Gliderx · 25/11/2021 13:24

And that child has two parents. Both of whom should be involved in parenting them.

A full-time job is no excuse. Loads of parents work full-time and still parent their child.

These attitudes are why men often fail to step up when women return to work after maternity leave. The attitude that the baby is the woman's responsibility is often too firmly engrained by then.

Does the OP get to stop parenting when she returns to work? Since her working DH has no responsibility to help with the baby, the same must apply to her, right?

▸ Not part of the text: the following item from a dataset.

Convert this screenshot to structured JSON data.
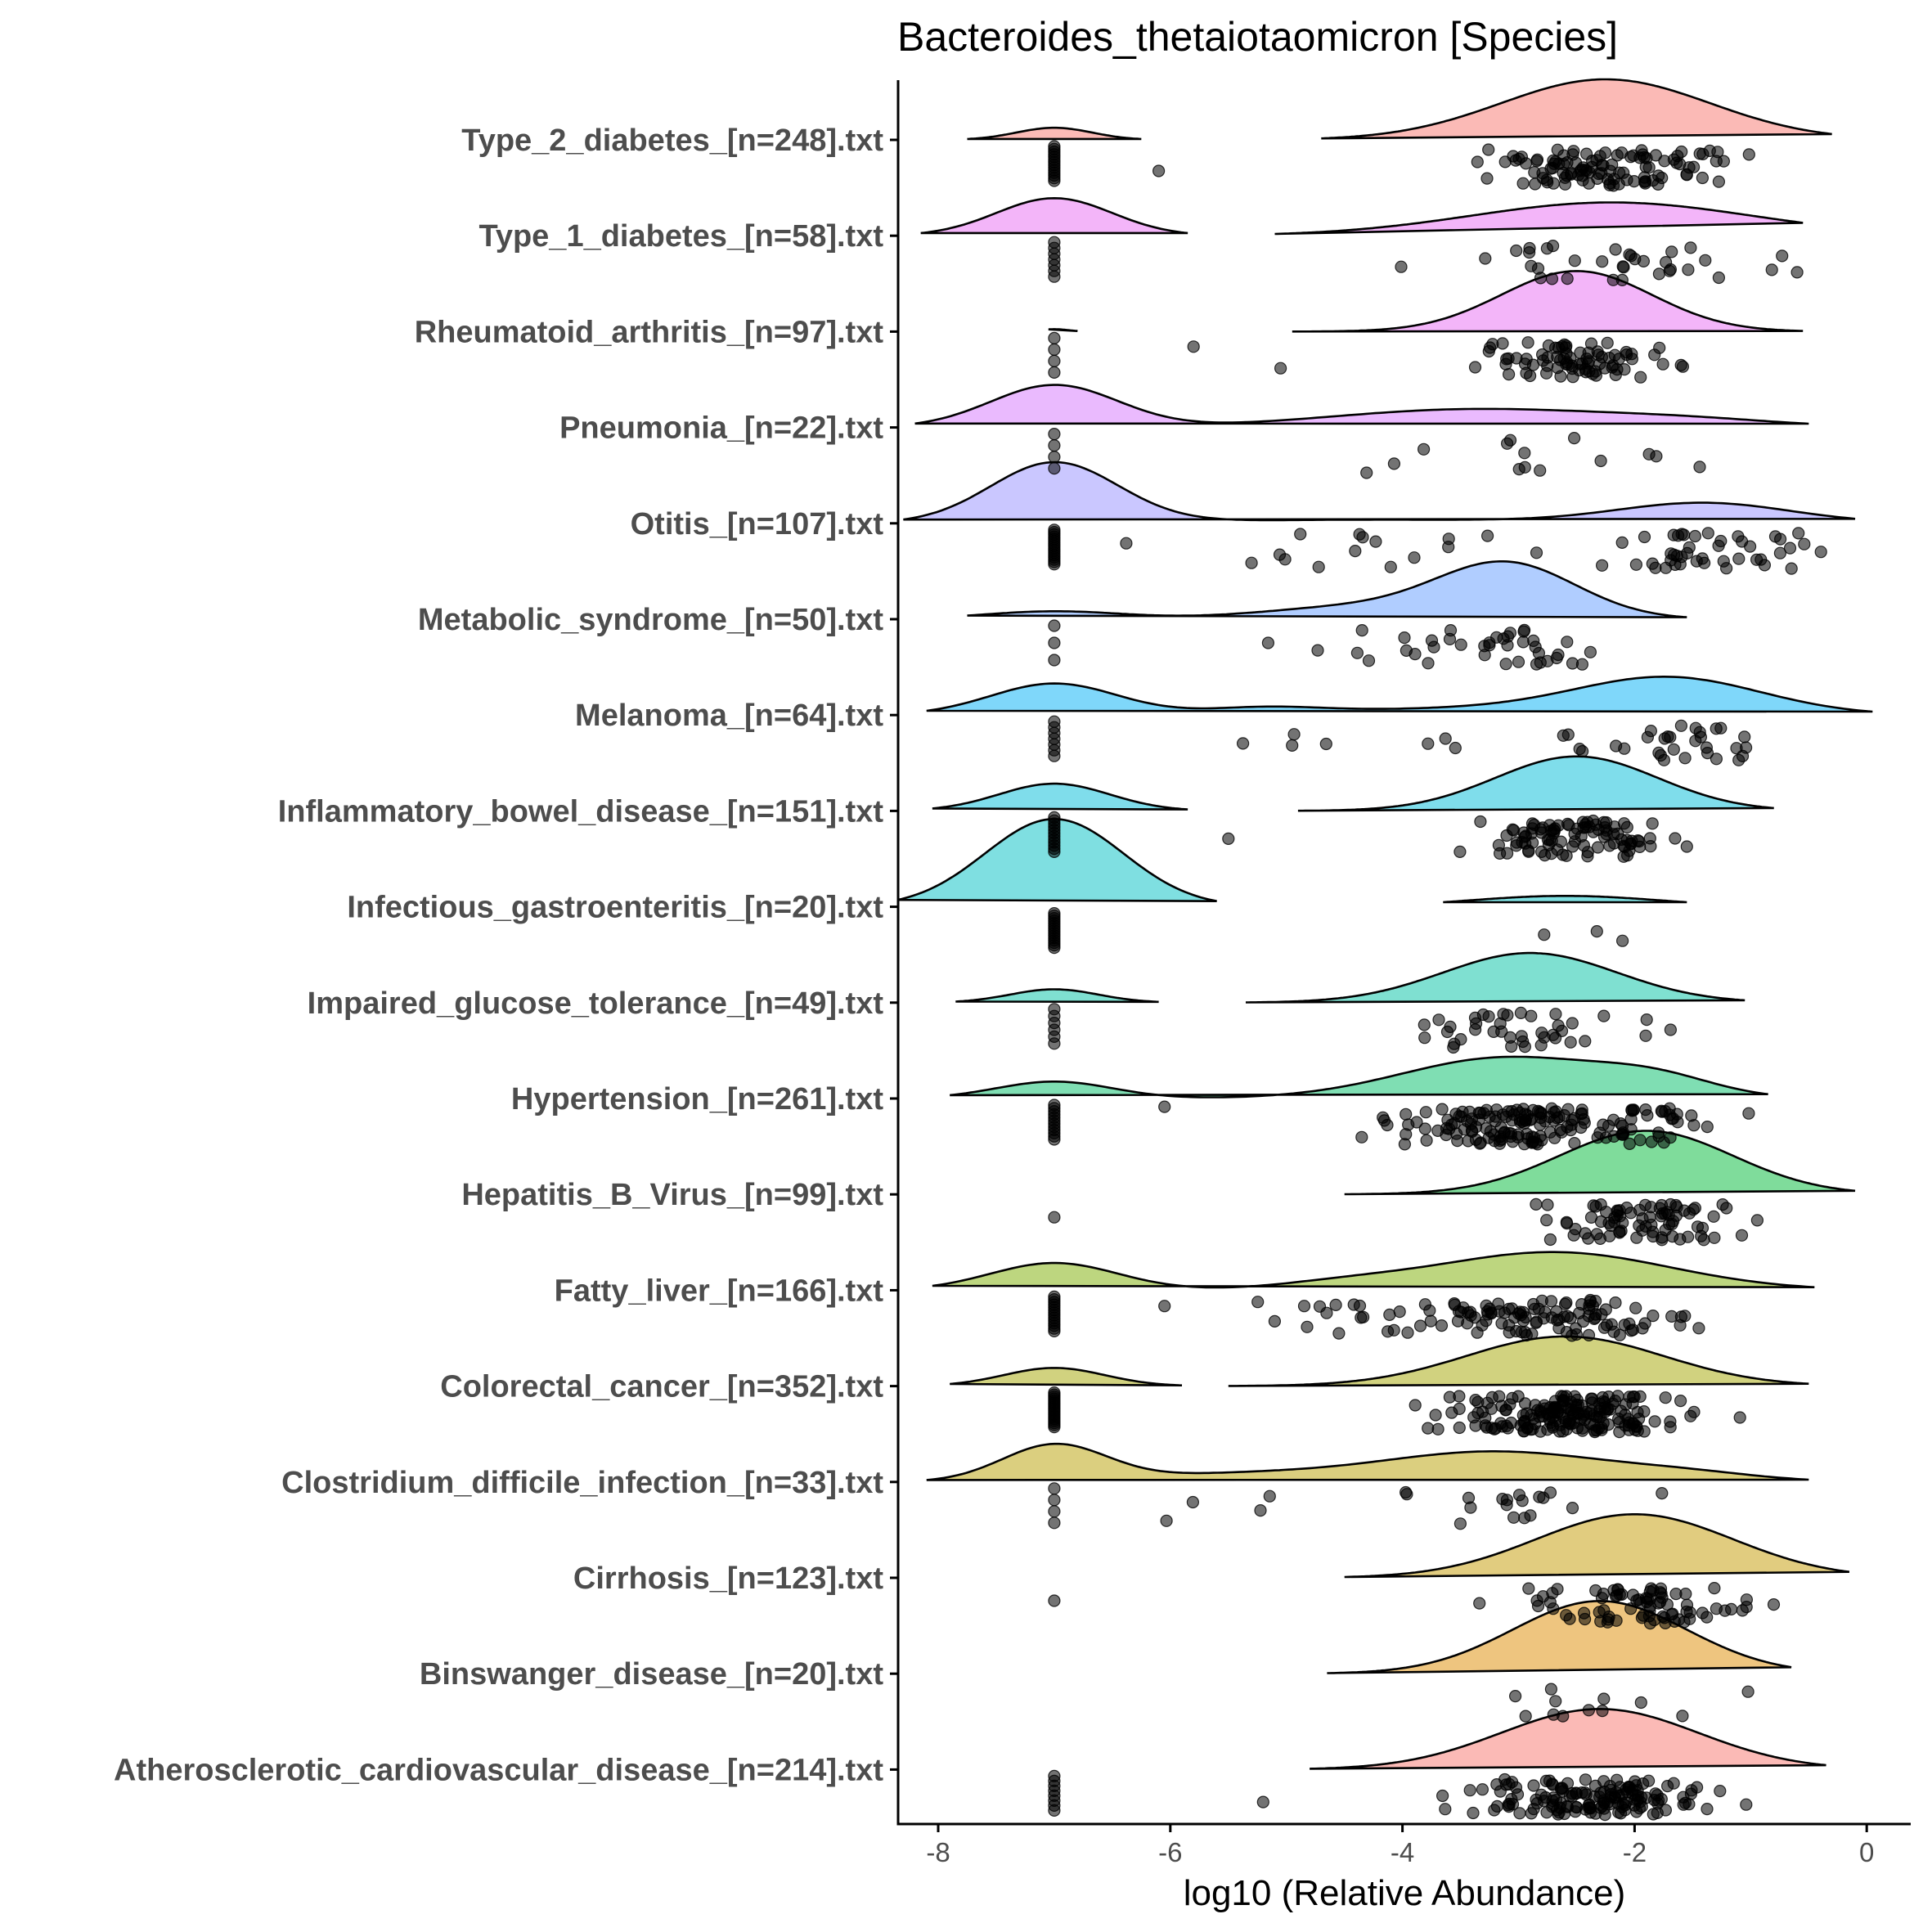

HarrisMcCoo · 25/11/2021 13:28

Something similar happened to me recently. DH went to a wedding (his best friend) and was away for two nights because it wasn't local but in a different part of the UK. I struggled with two children who have additional needs and texted him to return. He couldn't on Saturday night due to alcohol he drank to toast the bride and groom. And had one pint at the bar. Otherwise he said he would have driven home.

He did get up early on Sunday and travelled as soon as there was daylight. Got home to help me from 11am thankfully.

I was livid. I had said months ago he shouldn't do it. But he didn't want to let best friend down.

I get where you are coming from OP.

There was an "orchestra" when he got home. I was raging. I said I am no longer in love with him and can't forgive him for it.

I do love him but just can't see what on earth he was thinking. I know time is a great healer and he realises I struggled and won't go away again, not when youngest are so small.